It’s not so much that I’m longing to get to the office; it’s that I’m eager to get to the parking garage.
Oh, you think, how wondrous this parking garage must be, with complimentary cappuccino and free foot massages. No, it’s just that if I get there by 10 a.m., I qualify for the Early Bird Special: $10 to park instead of $12 — a savings, if my math is correct, of $2.
As I motor down 16th Street, I am fixated on those $2. In fact, I sometimes plan my whole morning around them: where the dog is walked (one of my standard routes is a third longer than the other), what I have for breakfast (Eggs? There isn’t time!), whether to floss (I can’t spare the 30 seconds!).
The tolerances are minuscule. Leave at 9:29, and I often qualify for the Early Bird Special. Leave at 9:31, and I often don’t.
A certain irrationality can creep into my behavior. Some days I abandon plans to make a brown-bag lunch at home because I think the preparation time will push my arrival at the parking garage to 10:01 or later. That means I have to buy lunch downtown, hard to do for less than six bucks. I will, in effect, have spent $6 to save $2, a net cost to the Kelly fortune of $4.
But some days I’ll gamble — that smoked turkey in the fridge is just gonna go bad if I don’t throw it between some mustard-slathered whole wheat. There have been times when I’ve packed a sandwich, left late and still arrived before 10. If you work anywhere near 15th and L streets NW, you may have heard my whoops of joy. Take that, system! There is a God!
But there remains the troubling matter of the parking garage itself. Is its clock calibrated precisely with mine? I have noticed that my claim ticket is sometimes stamped 9:59 when I could swear it was 9:57. It hasn’t been a problem — yet.
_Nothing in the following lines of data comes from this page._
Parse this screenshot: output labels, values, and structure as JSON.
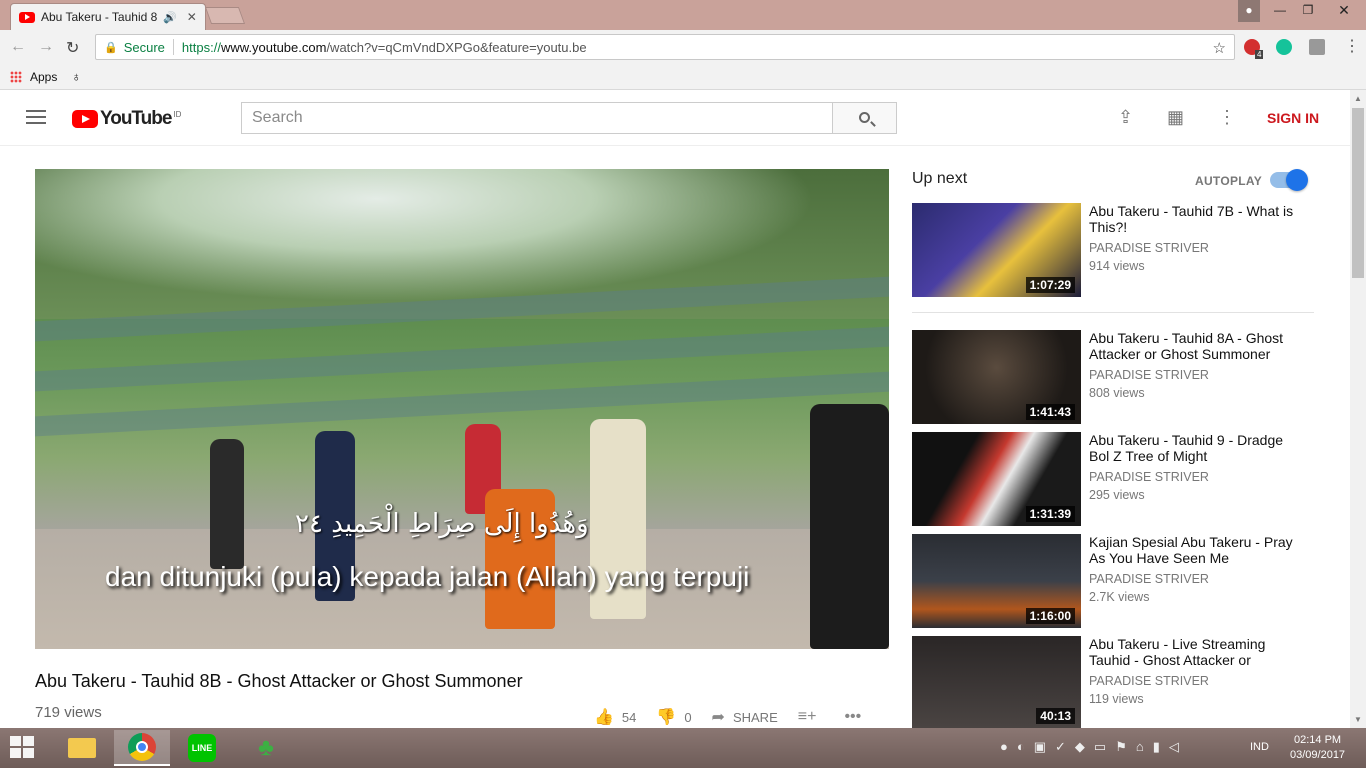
{
  "browser": {
    "tab_title": "Abu Takeru - Tauhid 8",
    "tab_audio_icon": "speaker-icon",
    "omnibox": {
      "secure_label": "Secure",
      "url_scheme": "https://",
      "url_host": "www.youtube.com",
      "url_path": "/watch?v=qCmVndDXPGo&feature=youtu.be"
    },
    "bookmarks": {
      "apps_label": "Apps"
    },
    "extension_badge": "4"
  },
  "youtube": {
    "logo_text": "YouTube",
    "country_code": "ID",
    "search_placeholder": "Search",
    "sign_in": "SIGN IN"
  },
  "video": {
    "subtitle_arabic": "وَهُدُوا إِلَى صِرَاطِ الْحَمِيدِ ٢٤",
    "subtitle_indonesian": "dan ditunjuki (pula) kepada jalan (Allah) yang terpuji",
    "title": "Abu Takeru - Tauhid 8B - Ghost Attacker or Ghost Summoner",
    "views": "719 views",
    "likes": "54",
    "dislikes": "0",
    "share_label": "SHARE",
    "progress_fraction": 0
  },
  "sidebar": {
    "up_next": "Up next",
    "autoplay_label": "AUTOPLAY",
    "autoplay_on": true,
    "items": [
      {
        "title": "Abu Takeru - Tauhid 7B - What is This?!",
        "channel": "PARADISE STRIVER",
        "views": "914 views",
        "duration": "1:07:29"
      },
      {
        "title": "Abu Takeru - Tauhid 8A - Ghost Attacker or Ghost Summoner",
        "channel": "PARADISE STRIVER",
        "views": "808 views",
        "duration": "1:41:43"
      },
      {
        "title": "Abu Takeru - Tauhid 9 - Dradge Bol Z Tree of Might",
        "channel": "PARADISE STRIVER",
        "views": "295 views",
        "duration": "1:31:39"
      },
      {
        "title": "Kajian Spesial Abu Takeru - Pray As You Have Seen Me",
        "channel": "PARADISE STRIVER",
        "views": "2.7K views",
        "duration": "1:16:00"
      },
      {
        "title": "Abu Takeru - Live Streaming Tauhid - Ghost Attacker or",
        "channel": "PARADISE STRIVER",
        "views": "119 views",
        "duration": "40:13"
      }
    ]
  },
  "taskbar": {
    "language": "IND",
    "time": "02:14 PM",
    "date": "03/09/2017"
  },
  "colors": {
    "youtube_red": "#ff0000",
    "signin_red": "#cc181e",
    "toggle_blue": "#1e73e8",
    "secure_green": "#0b8043"
  }
}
Nor have I encountered a line of cars waiting to get into the garage, each of us sitting there as the clock ticks inexorably down, the Early Bird Special — my Early Bird Special — disappearing like a desert mirage. But I can see that’s a possibility, and I dread the day I have to leap out of my idling car and run to the head of the line to demand a ticket.
On the days when everything works out, I arrive on the right side of 10 a.m., get out of my car — leaving the keys in the ignition — and accept the proffered ticket. Then my car goes . . . where? My car has a whole other life that I know nothing about. It’s driven by a stranger into the bowels of the city, and who knows what mischief it gets into once it’s down there.
Mount Pleasant’s Jack McKay was bicycling through Rock Creek Park recently when he was stopped in his tracks — er, wheels. He was stunned to spot a dog-walking couple picking daffodils from a slope at Peirce Mill.
“I confronted them,” Jack wrote, “and they were unrepentant. ‘So, you’re going to squeal on us?’ said the man, showing that he knew full well that picking the daffodils from national parkland was illegal.”
Jack said they took their floral booty, got in their car and drove off — “on Broad Branch, towards the high-income neighborhoods of Northwest D.C. These were people who knew better and could well afford to go to Johnson’s Flower Center and buy whatever flowers they wanted.”
Well, who can be sure of that? But anything short of needing the daffodils to make a special serum to save a dying child sounds pretty lousy to me.
“What does one do about such people?” Jack asked. “Am I wrong in finding this behavior outrageous? The daffodils of spring are to be shared, not stolen and taken home.”